TrailRated2011 09-15-2012 04:29 AM

Help me Understand the 3.21 vs 3.73 vs 4.10 Axle Ratio on JKs
 
I am having difficulty in understanding the concept of axle ratio as it relates to adjusting / improving my driving skills and competencies on difficult off-road trails.

Need help...please.

My 2011 JK 2dr Sport model w/manual transmission has an axle ratio of 3.21.

How does its handling and performance off-road differ from a JK with 3.73 or 4.10?

What's the difference, if any, between the expression "crawl ratio" and "axle ratio"?

When I am observing other drivers on the trail ahead of me (with 3.73 or 4.10---eg. Unlimited / Rubicon) approach and overcome an obstacle in 4L, how does my 3.21 gear ratio figure into my strategy when I take on the same obstacle? What considerations, limitations, adjustments do I have to consider in my approach on the same obstacle?

To-date I've found my 3.21 doesn't "crawl" as slowly as I'd like---if I'm in a precarious situation---when I want to creep in 4L it seems that as I slowly let out the clutch, my JK still jack-rabbits forward.

Also, when in 4L when going down a really steep slope...by the time I get to the bottom my speed is still fast enough to bang the front end of my JK----if the slope levels out abruptly.

RockyClymer 09-15-2012 10:05 AM

I don't post too often, but thought I would try and give some help here.

Axle ratio is simply that, the number of times the drive shaft turns to make one turn of the tire (or axle shaft if you prefer). So your rigs drive shaft will have to turn 3.21 times for one tire rotation. So an axle ratio of 4.10 would mean the drive shaft has to turn 4.1 times for a complete revolution of the tire....that is almost one more turn for the same tire rotation! Quite a bit of difference when you think of it, the result is that your engine will run faster for the same speed, or, by running the engine slower, you will get a much slower wheel rotation and hence be able to "crawl" slower for the same speed than when using a 3.21...

Crawl ratio is simply the combination of the lowest transmission ratio in low range, the ratio of the transfer case in low range and the axle ratio discussed above. Simply stated, the lower the combination (obtained by the multiplication of all three) the "higher" the crawl ratio...as above, this means that for a given engine speed (rpm) the vehicle will go or crawl slower.
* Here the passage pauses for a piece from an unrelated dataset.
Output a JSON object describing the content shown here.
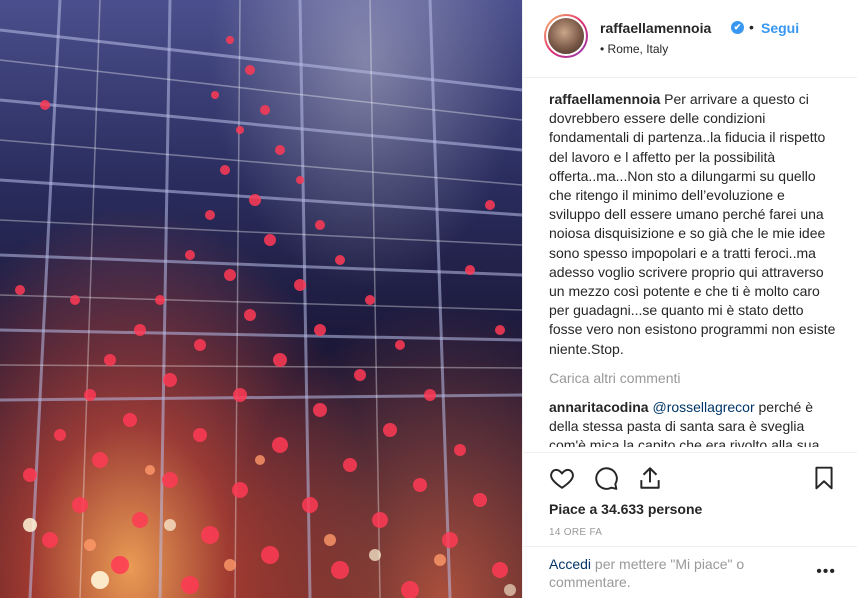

An example (for my JK) first gear in low range is 4.46, I have installed a RockTrac 4.0 transfer case and my axle ratio is 4.88 - so, multiplying these, 4.46 x 4 x 4.88 = 87, my crawl ratio is 87. On your vehicle, and making some assumptions, your first low gear is 4.46 (same as mine on the 6 spd) your transfer case is 2.7 (std JK) and your axle ratio is 3.21. 4.46 x 2.7 x 3.21 = 38, so your crawl ratio is 38 compared to my 87 or about 43% of 87....this roughly means that for the same engine rpm, my vehicle will go a little less than half the speed yours will....this is a significant difference when rock crawling.
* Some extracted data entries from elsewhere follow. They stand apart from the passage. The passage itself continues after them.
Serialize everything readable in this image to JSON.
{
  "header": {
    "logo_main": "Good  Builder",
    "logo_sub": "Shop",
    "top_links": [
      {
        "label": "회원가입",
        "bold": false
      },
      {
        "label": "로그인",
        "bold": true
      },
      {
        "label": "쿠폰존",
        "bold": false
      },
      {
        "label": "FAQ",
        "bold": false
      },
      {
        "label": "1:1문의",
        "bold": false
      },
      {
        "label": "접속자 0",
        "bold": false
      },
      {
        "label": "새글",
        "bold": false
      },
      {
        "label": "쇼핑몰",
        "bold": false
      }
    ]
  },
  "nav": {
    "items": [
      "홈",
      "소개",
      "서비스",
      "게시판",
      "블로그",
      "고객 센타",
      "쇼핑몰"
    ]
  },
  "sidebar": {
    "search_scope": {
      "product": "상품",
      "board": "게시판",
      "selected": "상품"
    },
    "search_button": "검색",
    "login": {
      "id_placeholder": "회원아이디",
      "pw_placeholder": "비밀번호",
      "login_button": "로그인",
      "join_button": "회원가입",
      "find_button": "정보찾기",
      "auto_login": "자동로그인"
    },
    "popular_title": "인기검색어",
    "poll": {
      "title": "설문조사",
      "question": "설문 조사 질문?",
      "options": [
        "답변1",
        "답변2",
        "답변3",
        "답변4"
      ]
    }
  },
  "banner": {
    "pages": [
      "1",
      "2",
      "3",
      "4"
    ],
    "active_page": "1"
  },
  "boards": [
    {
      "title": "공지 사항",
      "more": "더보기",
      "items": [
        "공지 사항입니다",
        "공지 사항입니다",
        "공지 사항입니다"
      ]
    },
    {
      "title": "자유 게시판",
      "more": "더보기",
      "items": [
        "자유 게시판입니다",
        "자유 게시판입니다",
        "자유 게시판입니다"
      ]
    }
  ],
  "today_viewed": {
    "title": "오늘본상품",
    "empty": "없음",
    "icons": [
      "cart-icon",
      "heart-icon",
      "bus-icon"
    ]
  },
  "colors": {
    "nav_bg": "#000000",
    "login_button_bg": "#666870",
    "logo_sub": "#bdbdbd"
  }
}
Third point, what does it mean? Could mean a lot of things, but a few basics. Going slower when rock crawling gives a lot more control over wheel placement and and tire speed control...that is not "jack rabbiting" as you explained it. You gain a lot of tire spin control with the higher crawl ratio just through throttle control. Going slower can allow your tires to "dig" in or "bite" at the rock or obstacle instead of just spinning. Going downhill the higher gear ratio will allow the engine compression to provide much more braking effect...again, more control using the throttle.

This is a real short story, so hope it helps. For more info, discussion you may PM me.

222Doc 09-15-2012 10:28 AM

Well said. Rocky

with 3:21 you have about street gears. If you use a bigger tire than stock everthing you are having issue with will get worse as well. Most the issue you are having in "rocks" as it gets harder, is where a Rubi transfer box comes to play.

Cheepest fix is get the the highest gears you can live with on road.

Not the cheep way but get a Atlas, have a few extra loons. get a 2speed atlas then you can have 1low and 2 low.

spyder6 09-15-2012 04:13 PM

you must also recognize that there is a difference in ratios in the transfercases as well. as stated above, your Jeep has the NP241 with a 2.73:1 Ratio for low range. Rubicons come with the NP241OR with a 4:1 ratio low range.

there are aftermarket transfercases like the Atlas 2 that can be geared for a 10:1 reduction.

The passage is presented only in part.